The High Middle Ages (1066 to 1347)

In 1066 AD, William, the Duke of Normandy, defeated King Harold II at the Battle of Hastings, becoming King William I, marking the end of the Dark Ages, and ushering in the High Middle Ages in England. As Norman rule began in England, so too did the Medieval Warm Period. This was a time of prosperity aided by a global increase in temperature of 0.5°C above average accompanied by warmer winters and reliably wet summers[1], which allowed England’s population to increase from 1.5 to 4.5 million by the year 1300.[2]

Sea Coal on Modern North Sea Beach

Sea Coal on Modern North Sea Beach

During the High Middle Ages, in the 12th century AD, coal finally began to be used as fuel, though still on a fairly small scale. The coal was used by blacksmiths, proving useful in a wrought-iron forge, because it did not produce ashes to fly about when blown by a bellows.[3]  This new source of fuel was not yet known by its modern name “coal”. At the time, “coal” is what the English called charcoal. Instead, it was deemed “sea-coal,” a label whose origin is disputed.  Some say the term arose from the coal broken from outcrops and left on shore by the North Sea, while others claim that the term comes from the fact that nearly all coal transport was conducted by sea.[4]

Most of this coal was coming from along the shores of the River Tyne, in the area around Newcastle, where outcrops of the niche fuel source lay easily accessible and above the water line. The coal could be easily transported along England’s waterways after being brought the short distance to the river. Most famously, the coal was floated along the eastern coast of the island and brought into London. By the year 1226, London had a street called “Seacoal Lane”, named for the nearby wharf where coal was typically unloaded (a remnant of which still exists, see map below).[5]

The profiteers of the medieval coal trade were mostly the members of the Roman Catholic Church, which owned about one-fifth of the land in England during the High Middle Ages and most of the coalfields surrounding Newcastle. The serfs of the ecclesiastic estates worked in the coalmines when not tending the fields, serving as virtual slaves in the English feudal system. At the time, the origin of the coal was unknown. Some thought it to be a living organism, which could grow like a plant if spread with manure.[6]
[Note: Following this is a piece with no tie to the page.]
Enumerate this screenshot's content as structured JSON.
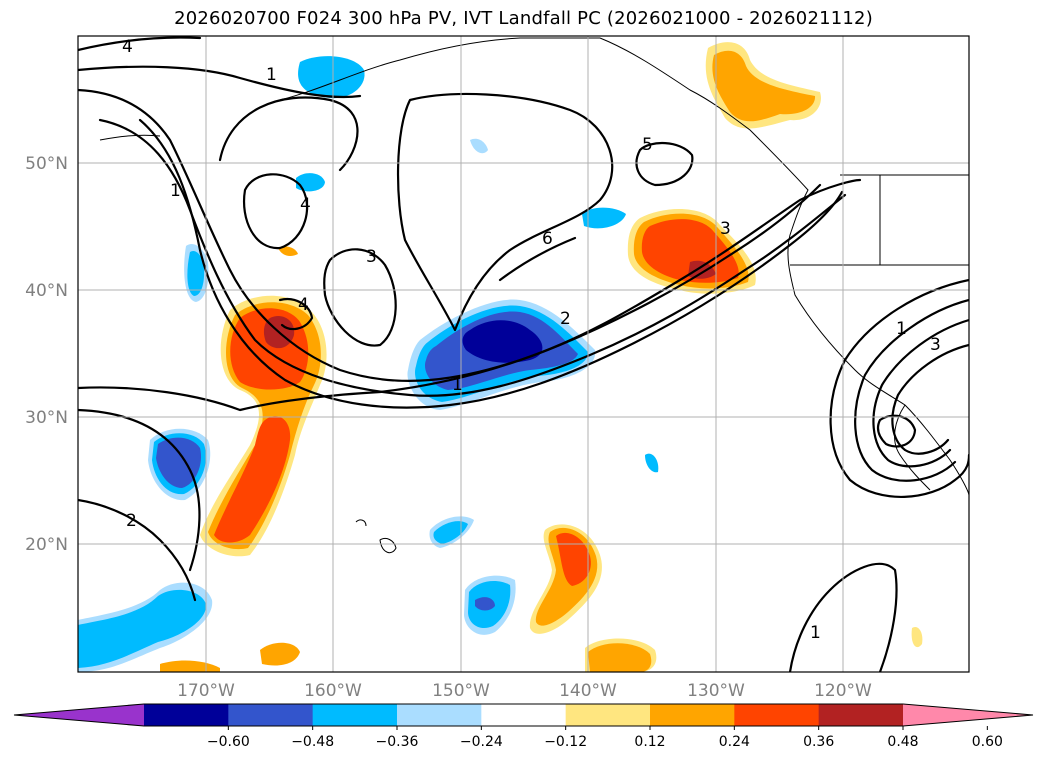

Though the coal industry had grown to produce a few thousand tons annually by the year 1300, it was still in its infancy. Only blacksmiths, lime burners, brewers, and few other trades made use of coal. Despite this, the citizens of London still took notice to the fuel’s foul smell. Commissions against coal in the early 1300’s eventually led its ban in the year 1306 during the rule of King Edward I.14

Despite the ban, which was seemingly ignored, the use of coal in England continued to expand until the end of the High Middle Ages, marked by the onset of the Black Death in 1347. By 1362, the plague had killed about half of England’s population[7] allowing for reforestation throughout the island, decreasing the demand for coal as a source of energy.


[1] Mann, Michael E. “Medieval Climatic Optimum.” Reprint in Encyclopedia of Global Environmental Change. By Ted Munn. Vol. 1. Chichester: John Wiley & Sons, 2002. 514-16.

[2] Cantor, Leonard (1982). “Introduction: The English Medieval Landscape”. In Cantor, Leonard.  The English Medieval Landscape. London: Croon Helm.

[3] Cowen, Richard. “Chapter Ten: Coal.” Chapter Eleven: Coal. UC Davis, n.d. Web. 02 Dec. 2012. <http://mygeologypage.ucdavis.edu/cowen/~GEL115/115CH11coal.html&gt;.

[4] Freese, Barbara. “The Best Stone in Britain.” Coal: A Human History. Cambridge, MA: Perseus Pub, 2003.

[5] Cowen, Richard. “Chapter Ten: Coal.” Chapter Eleven: Coal. UC Davis, n.d. Web. 02 Dec. 2012. <http://mygeologypage.ucdavis.edu/cowen/~GEL115/115CH11coal.html&gt;.

[6] Freese, Barbara. “The Best Stone in Britain.” Coal: A Human History. Cambridge, MA: Perseus Pub, 2003.

[7] Ormrod, Mark, and Phillip Lindley. The Black Death in England. Stamford: Watkins, 1996.